I’ve had two chances; My 7-year-old daughter, Charlotte, has already lost interest in fishing, but taking her when she was littler instilled a deep love of nature, critters, and just getting dirty outside. I’m thrilled with that. My 4-year-old son, Jamie, is more obsessed with fishing than I was at his age (which is no easy feat). In talking to parents like me who want their kids to embrace the sport, I’ve picked up on some common mistakes. Through their experiences, and my own, I’ve come up with some of the most common mistakes parents make when setting their little people on paths to fishing obsession.

They Wait for the “Perfect” Age

I know a few anglers who have kids in the 6- to 10-year-old age range. They talk about getting their kids into fishing all the time, but they don’t take them out very often. I get the impression that they’re waiting for them to hit a certain age or maturity level that allows them to do cooler trips than just worm dunking for bluegills. I understand this, because I can’t wait for my son to be old enough to join me offshore and on 10-mile river floats. But in my experience, if you don’t rope a kid by 4 or 5 years old, it becomes harder to get them excited. By 7 or 8, they’ve already decided their thing is skateboards or soccer or dance or video games. Don’t wait. Start as soon as they can walk.

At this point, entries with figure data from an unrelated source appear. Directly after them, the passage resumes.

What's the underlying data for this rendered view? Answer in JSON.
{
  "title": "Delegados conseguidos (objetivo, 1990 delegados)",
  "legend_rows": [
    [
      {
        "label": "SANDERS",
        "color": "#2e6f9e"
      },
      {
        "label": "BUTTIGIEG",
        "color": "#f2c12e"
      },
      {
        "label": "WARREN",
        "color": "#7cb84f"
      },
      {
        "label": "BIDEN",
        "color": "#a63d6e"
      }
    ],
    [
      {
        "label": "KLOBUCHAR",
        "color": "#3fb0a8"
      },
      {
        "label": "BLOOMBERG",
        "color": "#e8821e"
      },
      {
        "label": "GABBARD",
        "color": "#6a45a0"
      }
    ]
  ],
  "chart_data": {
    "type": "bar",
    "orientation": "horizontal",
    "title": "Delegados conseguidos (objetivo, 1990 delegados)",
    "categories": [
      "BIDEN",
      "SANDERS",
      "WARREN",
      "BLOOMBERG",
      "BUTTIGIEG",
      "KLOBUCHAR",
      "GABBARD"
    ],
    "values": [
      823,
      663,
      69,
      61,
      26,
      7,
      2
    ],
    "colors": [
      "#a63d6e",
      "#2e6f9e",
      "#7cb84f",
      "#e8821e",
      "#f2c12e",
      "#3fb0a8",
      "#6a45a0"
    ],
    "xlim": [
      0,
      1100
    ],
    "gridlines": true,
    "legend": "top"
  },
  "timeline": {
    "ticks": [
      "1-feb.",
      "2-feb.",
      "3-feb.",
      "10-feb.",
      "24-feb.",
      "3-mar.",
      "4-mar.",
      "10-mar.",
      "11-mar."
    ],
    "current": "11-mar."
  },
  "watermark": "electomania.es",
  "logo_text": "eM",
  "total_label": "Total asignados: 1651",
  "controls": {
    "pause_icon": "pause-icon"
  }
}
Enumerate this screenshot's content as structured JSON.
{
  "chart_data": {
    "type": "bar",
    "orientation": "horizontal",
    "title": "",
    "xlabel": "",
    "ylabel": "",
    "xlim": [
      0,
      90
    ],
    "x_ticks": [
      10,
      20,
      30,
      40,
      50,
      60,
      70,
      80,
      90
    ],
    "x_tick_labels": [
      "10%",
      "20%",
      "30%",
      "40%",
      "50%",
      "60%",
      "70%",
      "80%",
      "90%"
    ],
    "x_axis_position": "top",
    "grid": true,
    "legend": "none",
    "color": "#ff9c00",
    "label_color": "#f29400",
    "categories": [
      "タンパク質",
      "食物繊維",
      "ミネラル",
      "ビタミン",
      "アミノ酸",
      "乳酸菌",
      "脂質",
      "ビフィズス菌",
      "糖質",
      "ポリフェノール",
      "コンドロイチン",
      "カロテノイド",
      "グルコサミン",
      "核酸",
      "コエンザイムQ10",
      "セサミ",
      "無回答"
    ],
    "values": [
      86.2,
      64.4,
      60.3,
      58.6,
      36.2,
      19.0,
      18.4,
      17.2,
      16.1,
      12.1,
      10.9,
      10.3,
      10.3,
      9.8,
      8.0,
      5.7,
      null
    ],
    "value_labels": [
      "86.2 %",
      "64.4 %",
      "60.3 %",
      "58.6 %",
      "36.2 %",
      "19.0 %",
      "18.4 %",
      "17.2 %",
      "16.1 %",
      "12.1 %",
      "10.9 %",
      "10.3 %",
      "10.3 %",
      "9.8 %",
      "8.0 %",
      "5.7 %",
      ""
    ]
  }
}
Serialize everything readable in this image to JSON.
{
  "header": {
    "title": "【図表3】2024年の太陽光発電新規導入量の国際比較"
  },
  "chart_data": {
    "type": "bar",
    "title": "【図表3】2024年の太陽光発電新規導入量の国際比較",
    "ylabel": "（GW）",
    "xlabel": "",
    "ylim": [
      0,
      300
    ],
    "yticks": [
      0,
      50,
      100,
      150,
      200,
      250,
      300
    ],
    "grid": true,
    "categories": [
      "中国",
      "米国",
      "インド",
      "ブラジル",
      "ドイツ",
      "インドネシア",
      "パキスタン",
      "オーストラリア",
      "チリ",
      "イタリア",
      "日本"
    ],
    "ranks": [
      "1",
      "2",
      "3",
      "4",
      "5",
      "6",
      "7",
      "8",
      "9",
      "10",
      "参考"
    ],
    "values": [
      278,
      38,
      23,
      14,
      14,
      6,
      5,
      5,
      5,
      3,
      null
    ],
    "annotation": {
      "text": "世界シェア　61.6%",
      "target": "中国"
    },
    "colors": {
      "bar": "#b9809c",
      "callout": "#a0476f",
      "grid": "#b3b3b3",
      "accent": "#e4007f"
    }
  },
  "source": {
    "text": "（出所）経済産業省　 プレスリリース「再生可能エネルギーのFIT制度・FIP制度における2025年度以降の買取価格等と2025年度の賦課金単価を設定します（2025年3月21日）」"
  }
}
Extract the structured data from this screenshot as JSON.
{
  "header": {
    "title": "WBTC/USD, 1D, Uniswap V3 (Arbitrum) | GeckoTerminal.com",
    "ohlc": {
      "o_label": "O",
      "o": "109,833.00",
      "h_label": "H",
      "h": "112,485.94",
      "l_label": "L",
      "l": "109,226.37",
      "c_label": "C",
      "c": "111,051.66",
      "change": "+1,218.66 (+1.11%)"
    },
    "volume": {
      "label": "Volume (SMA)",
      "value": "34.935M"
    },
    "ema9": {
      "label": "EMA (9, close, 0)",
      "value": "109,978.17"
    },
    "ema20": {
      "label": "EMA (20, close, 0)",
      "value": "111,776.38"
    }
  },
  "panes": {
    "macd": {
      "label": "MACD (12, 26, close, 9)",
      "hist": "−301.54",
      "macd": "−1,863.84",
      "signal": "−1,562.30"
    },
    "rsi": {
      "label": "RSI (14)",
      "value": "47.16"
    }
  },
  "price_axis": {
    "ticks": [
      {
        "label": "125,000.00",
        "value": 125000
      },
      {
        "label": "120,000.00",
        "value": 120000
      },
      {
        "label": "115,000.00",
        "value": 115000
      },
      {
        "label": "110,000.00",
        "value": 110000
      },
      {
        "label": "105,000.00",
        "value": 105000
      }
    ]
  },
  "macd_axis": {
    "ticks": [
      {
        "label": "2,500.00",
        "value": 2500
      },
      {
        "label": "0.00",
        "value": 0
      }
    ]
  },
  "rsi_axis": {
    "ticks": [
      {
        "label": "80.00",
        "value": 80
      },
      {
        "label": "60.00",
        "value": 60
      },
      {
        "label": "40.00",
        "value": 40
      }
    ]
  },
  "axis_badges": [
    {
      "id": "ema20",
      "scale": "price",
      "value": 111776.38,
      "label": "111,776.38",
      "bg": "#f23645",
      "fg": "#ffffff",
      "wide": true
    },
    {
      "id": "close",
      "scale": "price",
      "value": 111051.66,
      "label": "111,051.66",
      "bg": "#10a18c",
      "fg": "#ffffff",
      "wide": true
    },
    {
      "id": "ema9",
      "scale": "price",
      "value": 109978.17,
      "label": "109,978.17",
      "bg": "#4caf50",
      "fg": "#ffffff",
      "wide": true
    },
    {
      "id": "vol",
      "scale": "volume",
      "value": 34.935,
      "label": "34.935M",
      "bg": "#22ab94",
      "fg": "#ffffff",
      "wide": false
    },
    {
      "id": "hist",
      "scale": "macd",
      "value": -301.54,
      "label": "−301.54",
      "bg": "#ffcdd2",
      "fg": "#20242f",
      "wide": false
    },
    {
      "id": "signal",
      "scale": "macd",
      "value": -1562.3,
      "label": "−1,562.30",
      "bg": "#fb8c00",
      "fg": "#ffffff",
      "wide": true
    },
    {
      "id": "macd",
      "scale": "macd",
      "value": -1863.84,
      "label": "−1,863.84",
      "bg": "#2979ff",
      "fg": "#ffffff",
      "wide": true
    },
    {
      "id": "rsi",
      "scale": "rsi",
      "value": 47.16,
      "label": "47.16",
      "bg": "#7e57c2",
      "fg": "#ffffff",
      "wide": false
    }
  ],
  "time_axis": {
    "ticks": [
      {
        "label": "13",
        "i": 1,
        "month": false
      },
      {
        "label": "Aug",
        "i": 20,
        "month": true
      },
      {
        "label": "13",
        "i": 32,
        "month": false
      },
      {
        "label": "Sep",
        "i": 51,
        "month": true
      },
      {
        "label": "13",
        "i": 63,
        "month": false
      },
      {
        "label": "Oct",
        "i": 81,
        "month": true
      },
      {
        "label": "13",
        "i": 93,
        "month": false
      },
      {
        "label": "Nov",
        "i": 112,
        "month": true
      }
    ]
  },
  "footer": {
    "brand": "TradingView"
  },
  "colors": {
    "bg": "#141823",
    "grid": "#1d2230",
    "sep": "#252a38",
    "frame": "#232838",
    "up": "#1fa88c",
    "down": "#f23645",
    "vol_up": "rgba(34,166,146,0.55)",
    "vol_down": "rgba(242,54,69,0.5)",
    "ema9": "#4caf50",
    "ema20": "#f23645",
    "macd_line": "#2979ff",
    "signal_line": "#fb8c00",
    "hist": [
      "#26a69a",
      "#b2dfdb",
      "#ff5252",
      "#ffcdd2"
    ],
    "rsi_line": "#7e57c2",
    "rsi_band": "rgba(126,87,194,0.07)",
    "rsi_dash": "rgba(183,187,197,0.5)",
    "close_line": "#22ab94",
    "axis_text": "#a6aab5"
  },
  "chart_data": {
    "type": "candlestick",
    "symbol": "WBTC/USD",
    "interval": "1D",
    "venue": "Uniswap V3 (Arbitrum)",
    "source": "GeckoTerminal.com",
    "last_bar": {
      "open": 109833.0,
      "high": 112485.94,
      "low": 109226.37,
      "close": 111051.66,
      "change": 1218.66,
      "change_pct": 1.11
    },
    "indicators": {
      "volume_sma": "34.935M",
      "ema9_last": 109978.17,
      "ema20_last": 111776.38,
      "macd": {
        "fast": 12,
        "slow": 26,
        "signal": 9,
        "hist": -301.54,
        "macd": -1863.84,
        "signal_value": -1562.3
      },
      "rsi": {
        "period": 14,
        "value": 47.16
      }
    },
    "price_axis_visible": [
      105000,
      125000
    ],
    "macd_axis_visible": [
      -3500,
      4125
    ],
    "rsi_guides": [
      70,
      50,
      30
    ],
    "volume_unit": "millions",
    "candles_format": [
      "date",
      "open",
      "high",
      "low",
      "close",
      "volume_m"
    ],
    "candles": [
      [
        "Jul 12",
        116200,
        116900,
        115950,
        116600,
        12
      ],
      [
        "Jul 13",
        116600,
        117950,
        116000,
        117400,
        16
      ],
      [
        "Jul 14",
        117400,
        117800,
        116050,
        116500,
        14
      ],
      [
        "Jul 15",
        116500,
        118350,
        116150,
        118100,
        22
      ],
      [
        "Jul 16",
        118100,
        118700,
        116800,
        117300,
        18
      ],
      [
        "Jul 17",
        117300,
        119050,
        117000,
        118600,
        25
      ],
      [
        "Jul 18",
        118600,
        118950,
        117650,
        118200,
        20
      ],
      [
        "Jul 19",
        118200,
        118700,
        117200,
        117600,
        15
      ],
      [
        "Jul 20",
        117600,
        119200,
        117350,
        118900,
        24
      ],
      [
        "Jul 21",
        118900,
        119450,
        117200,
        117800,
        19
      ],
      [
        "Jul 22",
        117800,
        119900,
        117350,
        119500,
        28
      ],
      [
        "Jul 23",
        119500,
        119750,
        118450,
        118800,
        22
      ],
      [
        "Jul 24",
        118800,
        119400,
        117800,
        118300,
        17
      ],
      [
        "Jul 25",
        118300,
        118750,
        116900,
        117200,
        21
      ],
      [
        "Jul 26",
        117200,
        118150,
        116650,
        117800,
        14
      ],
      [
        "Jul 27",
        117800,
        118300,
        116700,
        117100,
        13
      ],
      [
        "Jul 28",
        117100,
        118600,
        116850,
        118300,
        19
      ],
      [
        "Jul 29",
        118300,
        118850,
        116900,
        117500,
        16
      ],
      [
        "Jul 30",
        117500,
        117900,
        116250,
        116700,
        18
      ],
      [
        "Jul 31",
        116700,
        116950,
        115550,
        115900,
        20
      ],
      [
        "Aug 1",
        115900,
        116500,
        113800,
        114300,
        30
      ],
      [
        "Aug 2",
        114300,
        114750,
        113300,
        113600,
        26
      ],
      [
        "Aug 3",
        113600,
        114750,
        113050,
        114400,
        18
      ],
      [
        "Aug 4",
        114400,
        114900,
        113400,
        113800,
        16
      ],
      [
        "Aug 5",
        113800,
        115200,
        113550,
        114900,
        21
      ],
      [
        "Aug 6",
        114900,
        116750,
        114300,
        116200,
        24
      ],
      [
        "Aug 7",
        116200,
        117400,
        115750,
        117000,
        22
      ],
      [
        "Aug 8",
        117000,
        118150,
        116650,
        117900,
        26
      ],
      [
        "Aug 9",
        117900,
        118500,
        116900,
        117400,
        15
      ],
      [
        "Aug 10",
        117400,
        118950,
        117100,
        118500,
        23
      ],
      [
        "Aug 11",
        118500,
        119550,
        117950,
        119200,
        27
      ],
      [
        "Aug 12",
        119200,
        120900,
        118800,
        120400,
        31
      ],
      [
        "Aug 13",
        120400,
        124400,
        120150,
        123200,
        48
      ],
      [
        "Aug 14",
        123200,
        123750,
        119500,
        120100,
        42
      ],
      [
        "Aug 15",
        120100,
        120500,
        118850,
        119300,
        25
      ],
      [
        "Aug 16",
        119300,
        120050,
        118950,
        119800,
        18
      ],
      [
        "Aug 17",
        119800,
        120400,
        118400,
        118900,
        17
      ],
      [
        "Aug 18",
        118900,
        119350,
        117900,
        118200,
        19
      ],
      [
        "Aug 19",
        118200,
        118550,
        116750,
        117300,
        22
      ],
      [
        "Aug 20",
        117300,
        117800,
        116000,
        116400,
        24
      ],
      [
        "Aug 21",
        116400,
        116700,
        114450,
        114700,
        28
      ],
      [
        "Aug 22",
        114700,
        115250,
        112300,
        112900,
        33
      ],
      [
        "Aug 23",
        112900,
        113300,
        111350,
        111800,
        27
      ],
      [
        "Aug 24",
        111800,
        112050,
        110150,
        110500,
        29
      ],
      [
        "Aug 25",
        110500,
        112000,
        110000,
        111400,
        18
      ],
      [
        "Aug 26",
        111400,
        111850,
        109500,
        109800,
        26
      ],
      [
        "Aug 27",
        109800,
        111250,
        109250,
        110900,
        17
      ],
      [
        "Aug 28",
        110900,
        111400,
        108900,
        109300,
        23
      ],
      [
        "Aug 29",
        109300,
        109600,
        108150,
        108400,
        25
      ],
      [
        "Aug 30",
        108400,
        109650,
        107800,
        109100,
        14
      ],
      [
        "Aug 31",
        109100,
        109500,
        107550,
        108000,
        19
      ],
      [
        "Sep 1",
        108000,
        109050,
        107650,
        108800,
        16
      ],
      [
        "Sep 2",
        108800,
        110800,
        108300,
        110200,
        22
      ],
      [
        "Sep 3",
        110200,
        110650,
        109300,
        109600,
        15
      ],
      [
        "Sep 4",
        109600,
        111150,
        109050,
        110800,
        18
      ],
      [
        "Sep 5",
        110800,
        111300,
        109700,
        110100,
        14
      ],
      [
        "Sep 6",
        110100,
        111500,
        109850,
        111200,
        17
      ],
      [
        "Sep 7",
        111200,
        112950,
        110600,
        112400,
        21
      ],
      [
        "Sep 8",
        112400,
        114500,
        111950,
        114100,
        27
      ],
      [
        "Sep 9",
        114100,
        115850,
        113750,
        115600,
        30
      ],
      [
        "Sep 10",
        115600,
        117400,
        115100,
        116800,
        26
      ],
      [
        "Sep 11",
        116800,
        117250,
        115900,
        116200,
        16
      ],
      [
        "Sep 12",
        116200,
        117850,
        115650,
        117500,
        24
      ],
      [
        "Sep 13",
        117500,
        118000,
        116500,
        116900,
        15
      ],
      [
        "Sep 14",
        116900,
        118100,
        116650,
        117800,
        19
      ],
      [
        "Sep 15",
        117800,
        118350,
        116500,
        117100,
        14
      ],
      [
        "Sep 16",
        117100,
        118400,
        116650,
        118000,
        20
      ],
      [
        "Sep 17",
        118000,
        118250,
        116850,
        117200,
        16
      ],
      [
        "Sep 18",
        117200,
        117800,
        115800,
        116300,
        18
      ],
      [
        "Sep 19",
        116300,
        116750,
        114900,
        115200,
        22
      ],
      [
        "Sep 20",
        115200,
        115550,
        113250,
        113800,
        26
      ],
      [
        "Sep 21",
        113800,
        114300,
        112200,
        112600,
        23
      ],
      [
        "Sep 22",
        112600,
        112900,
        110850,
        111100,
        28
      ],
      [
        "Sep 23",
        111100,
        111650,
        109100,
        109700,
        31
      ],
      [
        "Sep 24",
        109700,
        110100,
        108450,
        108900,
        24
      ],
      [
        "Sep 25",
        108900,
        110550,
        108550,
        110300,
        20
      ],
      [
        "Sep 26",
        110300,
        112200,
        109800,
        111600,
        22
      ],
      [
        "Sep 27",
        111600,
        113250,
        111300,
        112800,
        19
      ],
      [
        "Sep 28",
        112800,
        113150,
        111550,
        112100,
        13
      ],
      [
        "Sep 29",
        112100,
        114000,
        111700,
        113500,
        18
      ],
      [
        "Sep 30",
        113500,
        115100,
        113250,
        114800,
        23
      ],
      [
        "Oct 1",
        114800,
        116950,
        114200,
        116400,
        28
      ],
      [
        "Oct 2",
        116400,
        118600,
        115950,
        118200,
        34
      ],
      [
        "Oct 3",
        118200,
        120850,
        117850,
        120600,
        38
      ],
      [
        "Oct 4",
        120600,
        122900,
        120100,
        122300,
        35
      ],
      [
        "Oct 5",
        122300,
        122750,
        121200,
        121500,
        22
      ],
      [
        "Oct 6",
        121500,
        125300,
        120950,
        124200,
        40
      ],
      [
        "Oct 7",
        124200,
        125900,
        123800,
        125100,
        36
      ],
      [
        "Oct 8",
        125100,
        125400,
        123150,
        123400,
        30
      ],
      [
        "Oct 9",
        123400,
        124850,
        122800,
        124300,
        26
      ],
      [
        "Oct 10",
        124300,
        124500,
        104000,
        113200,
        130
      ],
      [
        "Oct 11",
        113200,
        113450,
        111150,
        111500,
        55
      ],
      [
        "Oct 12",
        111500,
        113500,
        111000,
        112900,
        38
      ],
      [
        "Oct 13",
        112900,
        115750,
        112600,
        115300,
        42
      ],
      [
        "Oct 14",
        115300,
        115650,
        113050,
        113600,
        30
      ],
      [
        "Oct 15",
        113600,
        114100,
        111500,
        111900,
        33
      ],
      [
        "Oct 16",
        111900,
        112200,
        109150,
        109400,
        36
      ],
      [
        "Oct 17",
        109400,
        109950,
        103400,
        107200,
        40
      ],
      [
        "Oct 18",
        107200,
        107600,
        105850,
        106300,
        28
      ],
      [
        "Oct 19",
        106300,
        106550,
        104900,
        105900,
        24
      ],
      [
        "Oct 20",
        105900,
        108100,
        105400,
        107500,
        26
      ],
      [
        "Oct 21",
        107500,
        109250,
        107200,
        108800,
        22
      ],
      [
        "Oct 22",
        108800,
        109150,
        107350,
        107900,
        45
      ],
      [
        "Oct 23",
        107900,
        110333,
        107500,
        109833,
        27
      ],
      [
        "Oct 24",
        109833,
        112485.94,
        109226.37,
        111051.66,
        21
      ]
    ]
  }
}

They Save Fishing for the Water

So how do you start “fishing” with a kid still in a highchair? The answer, in my opinion, is not strapping them to your back and wading a stream. I see this often and, frankly, it just looks like a pain in the ass. I hated schlepping them on my back at the zoo let alone while false casting and balancing on rocks. Instead, buy a book loaded with cool gamefish illustrations or fly and lure photos. Look at it together. Make a game out of them memorizing fish names. Have them point to all the red flies on the page. Order a plastic trout your little tyke can gnaw on. Make sure one of the plushies on his or her bed is modeled after a fish you like to catch. The more fish and fishing related things a kid sees early on, the more likely that kid will begin to recognize that fishing is important in your family.

They Go Fishing Too Often

This may sound counterintuitive, but I’m a firm believer in not taking young kids fishing too much. I try to get mine on the water about twice a month. I could get them out a lot more, but I want real fishing to be something special. My son is perfectly happy play fishing day after day, but when I say we’re going fishing for real, oh man, he loses it. I don’t ever want that excitement to go away. I want him to be like I was at his age: unable to fall asleep the night before opening day of trout. I worry that if I take him fishing too often at 4 years old, that vigor could wear off. If he gets to be 9 or 10 and still has this much fire for the sport, then game on—I’ll take him as much as he wants to go.

They Don’t Know When to Reel Up

One mistake I made with my daughter was letting my desire to catch fish rule the day. But I learned quickly that nothing about taking a little kid fishing is about you. The fastest way to turn a kid away from fishing is to force it upon them. You might be daydreaming about the massive bass in the lake, forming a plan of attack for the next few hours, but then your kid catches two sunnies and wants to leave … you’re done. Bail out. I’ve found that every outing early on is a craps shoot, and that’s OK. Sometimes my son will stay at my side and reef on rock bass or stocked trout until we run out of worms. Next time, he might crank on one fish and decide, for whatever reason, he’s ready to go get an ice cream. So that’s what we do. Whether the trip lasted 2 hours or 20 minutes, what counts is that he had fun. If you hook them, they’ll have years to be grumpy about missing bite windows, breaking off trophies, spinning props, and fishing terrible conditions. But in the beginning, it just has to be fun.